Be careful - there are SOME cases where there CAN be a difference between ripping at 30x to ripping at 8x… It will all depend on the condition of the disc you are ripping from. I’ve done many tests in the past using CDDAE and its built-in error verification tool with yellow and red graphs representing errors in the comparaison.
I have found that on some audio CDs, yes original, pressed CDs, when ripping at 30x and running a compare I would get quite a few yellow spots, which represents errors… The fewer these errors the less likely you might hear them, however, for some low volume or some type of songs like classical you will notice pops and other noises. Otherwise, if a disc is not damaged, scratched or dirty and in healthy condition there should be no problem at all extracting at the maximum speed your drive supports.
You can run tests on your own.

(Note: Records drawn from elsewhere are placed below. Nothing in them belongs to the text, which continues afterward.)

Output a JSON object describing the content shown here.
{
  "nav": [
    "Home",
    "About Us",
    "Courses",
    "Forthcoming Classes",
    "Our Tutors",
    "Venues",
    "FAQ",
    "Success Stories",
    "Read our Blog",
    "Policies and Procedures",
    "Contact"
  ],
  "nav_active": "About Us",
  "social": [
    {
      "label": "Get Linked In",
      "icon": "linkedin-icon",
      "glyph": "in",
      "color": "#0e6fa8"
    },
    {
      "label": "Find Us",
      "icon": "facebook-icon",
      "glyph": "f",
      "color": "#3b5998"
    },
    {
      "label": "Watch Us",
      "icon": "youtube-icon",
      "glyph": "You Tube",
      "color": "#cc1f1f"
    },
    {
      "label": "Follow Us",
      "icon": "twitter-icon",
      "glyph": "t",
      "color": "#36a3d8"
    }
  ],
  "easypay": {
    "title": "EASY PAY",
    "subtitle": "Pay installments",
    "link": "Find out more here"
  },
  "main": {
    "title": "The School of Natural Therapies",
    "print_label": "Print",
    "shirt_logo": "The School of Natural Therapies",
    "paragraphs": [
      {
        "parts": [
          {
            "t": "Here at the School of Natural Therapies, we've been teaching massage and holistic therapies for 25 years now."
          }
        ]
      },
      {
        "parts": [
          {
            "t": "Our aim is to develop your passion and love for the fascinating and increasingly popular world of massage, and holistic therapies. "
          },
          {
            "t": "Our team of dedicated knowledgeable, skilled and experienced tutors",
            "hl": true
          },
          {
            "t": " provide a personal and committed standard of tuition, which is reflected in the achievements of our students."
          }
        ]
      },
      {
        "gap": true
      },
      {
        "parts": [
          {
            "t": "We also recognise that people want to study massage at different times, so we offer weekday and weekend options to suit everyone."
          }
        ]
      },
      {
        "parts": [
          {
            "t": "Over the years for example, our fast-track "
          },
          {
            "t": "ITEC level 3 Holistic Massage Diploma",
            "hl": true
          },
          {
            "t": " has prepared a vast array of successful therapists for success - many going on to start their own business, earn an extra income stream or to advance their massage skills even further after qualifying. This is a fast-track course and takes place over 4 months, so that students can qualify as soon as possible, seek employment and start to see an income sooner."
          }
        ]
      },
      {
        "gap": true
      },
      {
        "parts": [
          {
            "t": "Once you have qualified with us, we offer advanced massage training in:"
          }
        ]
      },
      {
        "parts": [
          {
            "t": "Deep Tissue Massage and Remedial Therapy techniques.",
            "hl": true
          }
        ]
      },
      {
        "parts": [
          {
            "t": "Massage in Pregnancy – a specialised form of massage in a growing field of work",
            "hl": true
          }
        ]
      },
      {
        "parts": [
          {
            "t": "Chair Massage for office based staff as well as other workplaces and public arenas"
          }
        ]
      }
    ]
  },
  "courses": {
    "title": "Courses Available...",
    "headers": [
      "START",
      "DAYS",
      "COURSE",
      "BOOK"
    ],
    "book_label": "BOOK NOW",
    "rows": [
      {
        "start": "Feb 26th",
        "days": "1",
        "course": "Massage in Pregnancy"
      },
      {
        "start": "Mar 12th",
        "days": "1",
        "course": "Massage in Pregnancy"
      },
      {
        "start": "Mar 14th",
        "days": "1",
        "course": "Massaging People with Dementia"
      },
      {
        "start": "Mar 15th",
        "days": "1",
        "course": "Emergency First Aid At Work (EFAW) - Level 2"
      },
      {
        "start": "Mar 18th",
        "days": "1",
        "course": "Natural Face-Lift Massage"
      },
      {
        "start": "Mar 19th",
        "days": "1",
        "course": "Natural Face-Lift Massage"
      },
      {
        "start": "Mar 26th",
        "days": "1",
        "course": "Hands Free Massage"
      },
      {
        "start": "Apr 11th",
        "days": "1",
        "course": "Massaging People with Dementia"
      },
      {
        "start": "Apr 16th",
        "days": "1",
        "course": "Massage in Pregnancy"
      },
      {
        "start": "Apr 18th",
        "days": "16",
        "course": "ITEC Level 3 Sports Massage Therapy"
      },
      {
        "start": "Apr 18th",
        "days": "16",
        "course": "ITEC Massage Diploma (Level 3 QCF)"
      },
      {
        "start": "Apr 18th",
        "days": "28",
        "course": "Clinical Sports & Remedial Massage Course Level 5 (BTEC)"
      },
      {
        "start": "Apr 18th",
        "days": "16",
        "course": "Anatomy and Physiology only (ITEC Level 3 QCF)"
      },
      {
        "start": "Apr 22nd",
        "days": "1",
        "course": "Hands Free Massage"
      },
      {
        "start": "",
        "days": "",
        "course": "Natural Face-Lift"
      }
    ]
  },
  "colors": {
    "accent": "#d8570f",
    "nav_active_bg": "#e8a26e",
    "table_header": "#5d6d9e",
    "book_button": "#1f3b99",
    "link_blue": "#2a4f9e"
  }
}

I’ve taken many health Audio CDs (originals) and ripped them at 30x and used the bit verify function, all turned out error free… Done the same rips at 4x and 8x, and binary compared the WAV files, they were identical bit for bit…
My recommendations - if you are aware that the Audio CD is in bad shape (scratches, dirty, etc…) it is best to at speeds lower than 12x, I’d say 8x…otherwise no problem.
As to BURNING an Audio CD, I would not go higher than 8x for burning an Audio CD-R. No matter how hard you try your burnt audio CD will never be bit for bit identical to your original, but usually it comes pretty close with very low errors, you want to keep it that way.
EAC (ExactAudioCopy) works differently and is actually much slower, but provides a more accurate extraction to come as close as you will get to the original.
Ã€s far as C1/C2 errors, on a good media you DO NOT want to see ANY C2 errors… As to C1s, the lower, the better, usually not exceeding 50 (not the total) - normally good quality burns would be in the single digit range.